George Muir has been with the WW Clyde family for 43 years. As the longest-tenured employee at WW Clyde, George has had a front-row seat in the evolution of the construction industry.

“It’s a long time to be building stuff,” George said. “The work is the same, but the administration side of construction has changed. It used to be that you’d only see a superintendent and a timekeeper at a job site. Now you have one or two engineers, a project manager, and half a dozen foremen. The scale has increased quite a bit.

“We used to only work 10 months out of the year with the severity of our winters. Now, we plan ahead so we’re able to work year-round unless there’s bad weather.

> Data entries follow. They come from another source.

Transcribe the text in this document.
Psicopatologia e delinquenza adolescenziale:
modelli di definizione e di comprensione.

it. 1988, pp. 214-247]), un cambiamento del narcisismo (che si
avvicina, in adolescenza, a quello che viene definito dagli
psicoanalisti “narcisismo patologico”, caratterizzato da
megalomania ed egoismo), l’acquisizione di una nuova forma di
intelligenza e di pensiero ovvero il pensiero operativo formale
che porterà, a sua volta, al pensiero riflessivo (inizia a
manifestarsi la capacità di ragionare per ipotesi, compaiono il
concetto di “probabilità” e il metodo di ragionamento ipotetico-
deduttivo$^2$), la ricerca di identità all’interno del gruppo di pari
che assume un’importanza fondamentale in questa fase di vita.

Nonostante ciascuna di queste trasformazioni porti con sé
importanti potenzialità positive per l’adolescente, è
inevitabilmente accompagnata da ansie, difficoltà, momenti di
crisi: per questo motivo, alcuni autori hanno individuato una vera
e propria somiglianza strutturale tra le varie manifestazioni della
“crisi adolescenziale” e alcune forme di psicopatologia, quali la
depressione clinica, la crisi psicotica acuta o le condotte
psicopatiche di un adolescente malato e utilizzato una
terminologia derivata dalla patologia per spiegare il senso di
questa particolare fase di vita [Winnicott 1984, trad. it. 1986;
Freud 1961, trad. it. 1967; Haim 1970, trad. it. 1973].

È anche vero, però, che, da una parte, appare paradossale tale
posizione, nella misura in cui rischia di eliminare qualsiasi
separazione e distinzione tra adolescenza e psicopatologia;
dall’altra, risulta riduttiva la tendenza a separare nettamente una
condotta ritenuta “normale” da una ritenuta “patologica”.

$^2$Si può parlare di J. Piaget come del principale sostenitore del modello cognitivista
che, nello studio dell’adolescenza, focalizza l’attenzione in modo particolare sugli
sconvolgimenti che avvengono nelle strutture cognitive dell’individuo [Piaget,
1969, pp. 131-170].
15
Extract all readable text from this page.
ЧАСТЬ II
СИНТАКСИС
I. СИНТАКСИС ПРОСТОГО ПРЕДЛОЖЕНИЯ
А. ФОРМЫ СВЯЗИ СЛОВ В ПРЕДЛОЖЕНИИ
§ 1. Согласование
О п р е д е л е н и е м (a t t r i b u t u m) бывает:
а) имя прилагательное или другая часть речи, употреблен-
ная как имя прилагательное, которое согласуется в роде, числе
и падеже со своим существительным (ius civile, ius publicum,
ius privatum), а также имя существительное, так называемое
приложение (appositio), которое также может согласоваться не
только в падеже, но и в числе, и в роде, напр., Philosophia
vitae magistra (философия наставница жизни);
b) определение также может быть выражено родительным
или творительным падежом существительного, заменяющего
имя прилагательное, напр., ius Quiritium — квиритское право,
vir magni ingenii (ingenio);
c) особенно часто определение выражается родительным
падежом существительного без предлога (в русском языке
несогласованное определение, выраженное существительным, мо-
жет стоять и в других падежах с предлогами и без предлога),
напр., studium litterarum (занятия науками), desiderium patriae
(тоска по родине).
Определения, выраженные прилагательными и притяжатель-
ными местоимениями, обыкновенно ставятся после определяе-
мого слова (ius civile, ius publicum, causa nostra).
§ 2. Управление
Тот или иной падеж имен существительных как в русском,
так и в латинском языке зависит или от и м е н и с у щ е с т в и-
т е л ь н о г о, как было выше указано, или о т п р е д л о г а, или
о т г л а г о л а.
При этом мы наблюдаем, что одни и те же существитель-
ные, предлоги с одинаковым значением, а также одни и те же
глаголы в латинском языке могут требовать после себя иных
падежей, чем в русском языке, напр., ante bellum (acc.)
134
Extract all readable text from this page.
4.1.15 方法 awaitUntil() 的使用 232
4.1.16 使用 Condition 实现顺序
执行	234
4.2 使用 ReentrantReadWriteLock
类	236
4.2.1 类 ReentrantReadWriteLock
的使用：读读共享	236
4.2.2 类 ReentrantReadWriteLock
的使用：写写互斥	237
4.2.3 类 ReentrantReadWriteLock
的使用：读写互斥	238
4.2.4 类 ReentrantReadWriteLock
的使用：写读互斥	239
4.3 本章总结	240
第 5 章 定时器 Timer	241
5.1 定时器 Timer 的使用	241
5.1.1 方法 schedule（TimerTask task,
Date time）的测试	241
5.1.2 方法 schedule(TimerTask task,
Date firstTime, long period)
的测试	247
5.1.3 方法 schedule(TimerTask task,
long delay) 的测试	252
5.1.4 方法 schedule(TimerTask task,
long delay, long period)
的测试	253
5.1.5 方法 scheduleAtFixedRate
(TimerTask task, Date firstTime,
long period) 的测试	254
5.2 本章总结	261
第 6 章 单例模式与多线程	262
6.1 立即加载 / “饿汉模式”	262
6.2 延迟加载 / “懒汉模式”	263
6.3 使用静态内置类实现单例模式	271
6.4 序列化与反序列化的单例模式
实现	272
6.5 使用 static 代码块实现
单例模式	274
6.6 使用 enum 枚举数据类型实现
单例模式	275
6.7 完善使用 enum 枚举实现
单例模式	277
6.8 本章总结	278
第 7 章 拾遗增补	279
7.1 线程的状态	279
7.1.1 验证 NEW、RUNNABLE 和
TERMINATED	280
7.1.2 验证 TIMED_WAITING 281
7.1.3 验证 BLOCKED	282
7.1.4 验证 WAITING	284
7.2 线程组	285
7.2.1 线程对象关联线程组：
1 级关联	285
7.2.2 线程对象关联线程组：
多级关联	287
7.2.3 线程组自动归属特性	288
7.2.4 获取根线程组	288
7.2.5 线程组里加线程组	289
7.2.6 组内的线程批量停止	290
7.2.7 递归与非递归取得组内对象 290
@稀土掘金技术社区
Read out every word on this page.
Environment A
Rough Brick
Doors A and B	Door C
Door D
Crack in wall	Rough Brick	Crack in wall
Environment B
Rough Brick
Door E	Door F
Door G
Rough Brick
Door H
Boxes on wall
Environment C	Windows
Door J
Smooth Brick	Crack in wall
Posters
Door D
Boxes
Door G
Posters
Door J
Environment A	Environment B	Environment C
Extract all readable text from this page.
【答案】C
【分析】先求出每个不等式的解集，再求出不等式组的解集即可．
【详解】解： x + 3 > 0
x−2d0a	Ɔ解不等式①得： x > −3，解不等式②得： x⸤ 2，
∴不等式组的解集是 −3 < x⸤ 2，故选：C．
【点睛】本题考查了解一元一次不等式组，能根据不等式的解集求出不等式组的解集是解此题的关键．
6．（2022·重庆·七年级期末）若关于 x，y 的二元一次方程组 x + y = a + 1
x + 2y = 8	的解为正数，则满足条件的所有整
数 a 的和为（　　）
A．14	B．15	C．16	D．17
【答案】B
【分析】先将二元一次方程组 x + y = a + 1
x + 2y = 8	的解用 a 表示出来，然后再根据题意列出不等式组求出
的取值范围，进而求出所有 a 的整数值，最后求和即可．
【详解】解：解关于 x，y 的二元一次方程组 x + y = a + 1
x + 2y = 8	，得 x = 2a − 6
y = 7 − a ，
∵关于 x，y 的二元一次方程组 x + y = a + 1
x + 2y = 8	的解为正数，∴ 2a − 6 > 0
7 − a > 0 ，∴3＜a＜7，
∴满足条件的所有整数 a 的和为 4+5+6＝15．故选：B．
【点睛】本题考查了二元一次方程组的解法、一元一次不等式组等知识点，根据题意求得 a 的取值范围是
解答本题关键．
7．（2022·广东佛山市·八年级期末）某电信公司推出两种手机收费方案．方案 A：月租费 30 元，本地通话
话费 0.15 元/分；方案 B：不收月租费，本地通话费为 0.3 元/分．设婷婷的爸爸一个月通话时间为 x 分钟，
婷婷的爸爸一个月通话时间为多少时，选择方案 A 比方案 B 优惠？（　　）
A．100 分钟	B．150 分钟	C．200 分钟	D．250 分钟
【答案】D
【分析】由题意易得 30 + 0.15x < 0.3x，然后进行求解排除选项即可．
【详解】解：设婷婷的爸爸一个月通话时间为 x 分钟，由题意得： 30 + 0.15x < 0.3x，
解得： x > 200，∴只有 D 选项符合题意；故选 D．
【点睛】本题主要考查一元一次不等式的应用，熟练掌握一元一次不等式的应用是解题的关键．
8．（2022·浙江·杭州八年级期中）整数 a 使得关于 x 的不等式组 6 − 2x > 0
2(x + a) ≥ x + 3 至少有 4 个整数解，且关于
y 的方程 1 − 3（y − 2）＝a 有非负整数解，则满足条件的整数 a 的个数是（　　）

“Technology has certainly changed for the better as well. We went from the old method of surveying to new methods with satellites and GPS. It speeds things up, but you still have to know how to get it to that point.”

George started his career in 1974 right out of high school working at the local construction company where his father was employed. Since then, the majority of his career has been spent with WW Clyde.

“I like the people that run WW Clyde,” George said. “I like the work, and I’ve always felt comfortable staying with one company rather than jumping around.”

He had always heard great things about WW Clyde growing up, which led him to apply.

“I knew the company from seeing them build freeway systems,” George said. “I also knew some guys that worked there. In fact, growing up, my Little League baseball coach was employed at WW Clyde.”

George has always been willing to serve where the company needed him. George began his career as an operator and worked his way up to Project Superintendent, where he has been working for the last several years.

“What I enjoy most is doing the day-to-day hands-on stuff,” George said. “Wanting to see a job from start to finish and being able to work through all the problems that arise is a passion of mine.

“It’s a challenge to make sure that you’re doing what you need to do to stay on budget and on time.”

It’s a challenge that soon won’t be there for George. He is set to retire in 2022.

George is looking forward to spending more time with his wife Linda, their two children and their spouses, five grandchildren, and two great-grandchildren. He will have plenty to keep him busy aside from family, though, with a farm to run.

“Instead of having two jobs, now I’ll just have one,” George said. “I still have my farm to take care of. Now that I’ll be home, I can make up for lost time and help out more doing the daily stuff. I’m really looking forward to the change of pace, but I’ll miss the friends I’ve made at WW Clyde.”